Research from the charity Families Outside which support those with a family member in prison show that the average spend per month to support someone on remand is £300.
That’s because prisoners can’t make a prison wage at that point, but still need to buy clothing and toiletries.
After they are sentenced, that changes, and the average spend drops down to £180 a month.
But after release the average cost jumps back up to £300 per month to support the family member until they find employment.
The charity said more families than ever who are supporting someone in prison, are experiencing extreme food and fuel poverty.
They fear it is only set to get worse as colder nights approach.
Kerry Knox, Head of Family Support at Families Outside said: “We heard from a mother in the winter who had skipped three hot meals so that she could afford to pay for her child’s meals.

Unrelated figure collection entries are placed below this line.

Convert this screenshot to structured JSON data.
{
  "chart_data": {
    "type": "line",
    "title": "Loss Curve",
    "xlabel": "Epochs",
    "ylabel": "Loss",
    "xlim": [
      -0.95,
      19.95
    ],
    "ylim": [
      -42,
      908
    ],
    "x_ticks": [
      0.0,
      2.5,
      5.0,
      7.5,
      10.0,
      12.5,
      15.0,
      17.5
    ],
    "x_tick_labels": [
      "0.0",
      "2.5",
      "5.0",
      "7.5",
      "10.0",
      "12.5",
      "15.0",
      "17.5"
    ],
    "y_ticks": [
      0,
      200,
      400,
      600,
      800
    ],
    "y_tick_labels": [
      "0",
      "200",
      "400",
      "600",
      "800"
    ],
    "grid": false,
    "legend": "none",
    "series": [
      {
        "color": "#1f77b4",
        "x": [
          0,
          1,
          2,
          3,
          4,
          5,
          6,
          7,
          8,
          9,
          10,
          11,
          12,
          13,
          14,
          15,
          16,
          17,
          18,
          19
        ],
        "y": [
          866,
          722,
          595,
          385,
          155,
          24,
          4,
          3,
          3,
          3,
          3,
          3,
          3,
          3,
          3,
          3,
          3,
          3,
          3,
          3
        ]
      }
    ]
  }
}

“She has the additional cost of supporting someone in prison so when we are looking at small costs these amounts will add up and can make a significant difference in terms of being able to feed yourself and feed your family.”
However, many parents on the outside feel a relationship with the parent imprisoned is essential for the child.
Karen said: “In my opinion, children need both parents. Unless that parent has done something of a detriment to that child, the child deserves to have a relationship with that parent, if that’s what they so choose to do or if that’s what they seek.
“I saw how the loss of that parent initially had such a negative impact on my child and how they were coping in their day-to-day life – and how that was drastically minimised when that contact opened back up again. In my opinion, it is super important for the wellbeing of the child that they maintain that relationship with the other parent.”